Clinton and her close aides, after losing in New Hampshire, plan to step up their attacks against Sanders ahead of Nevada's caucuses and South Carolina's primary, two critical contests where the former secretary of state needs victories to stem the Vermont senator's momentum.
"Not everything is about an economic theory, right?" Clinton rhetorically asked the crowd. "If we broke up the big banks tomorrow, and I will, if they deserve it, if they pose a systemic risk, I will. Will that end racism?"
This call-and-return continued, with Clinton growing more and more impassioned as the audience shouted "no" after every question.
"Will that end sexism? Will that end discrimination against the LGBT community? Will that make people feel more welcoming to immigrants overnight?" Clinton asked. "Would that solve our problem with voting rights and Republicans who are trying to strip them away from people of color, the elderly and the young?"
Clinton concluded by using a similar argument her campaign has made this week: She is the most comprehensive candidate in the race.
"I am the only candidate who will take on every barrier to progress. I am the only candidate that has a record of taking on those barriers. I am the only candidate who will stand with you in every single fight, no matter how hard it is or how long it takes," she concluded. "That is why I need you, my friends, more than ever."
Clinton and Sanders are currently drawing their focus to Nevada, a state where voters will decide who to caucus for next Saturday.
After an event in Reno, Sanders said Clinton's tactic of casting him as a single issue candidate was "stunning" and that he thought the Clinton campaign was coming "unraveled."
Sanders does, in fact, have positions on a host of issues, including climate change, criminal justice and trade, but Clinton's campaign argues that his routine pivot at debates and in town halls is to economic issues and Wall Street, not the substance of the issue.

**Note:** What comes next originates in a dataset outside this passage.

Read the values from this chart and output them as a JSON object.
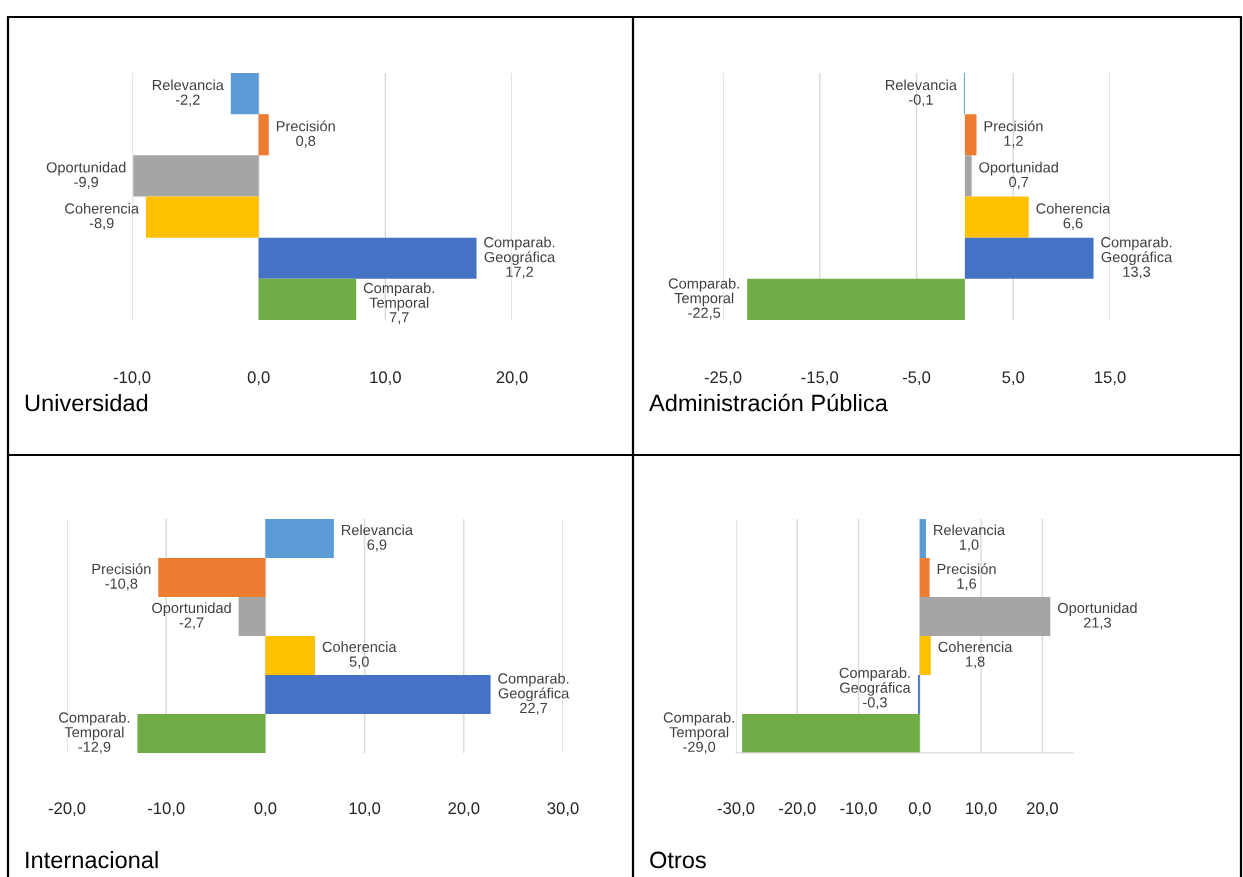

Clinton's campaign published a video
on Saturday that goes to that point. Titled "Single Issue," the video features Sanders pivoting to Wall Street, billionaires and the economy when asked about race, criminal justice and national security.
"In the Democratic race, both candidates have answers on Wall Street," reads a slate on the video. "But for Senator Sanders, it's part of his answer for everything."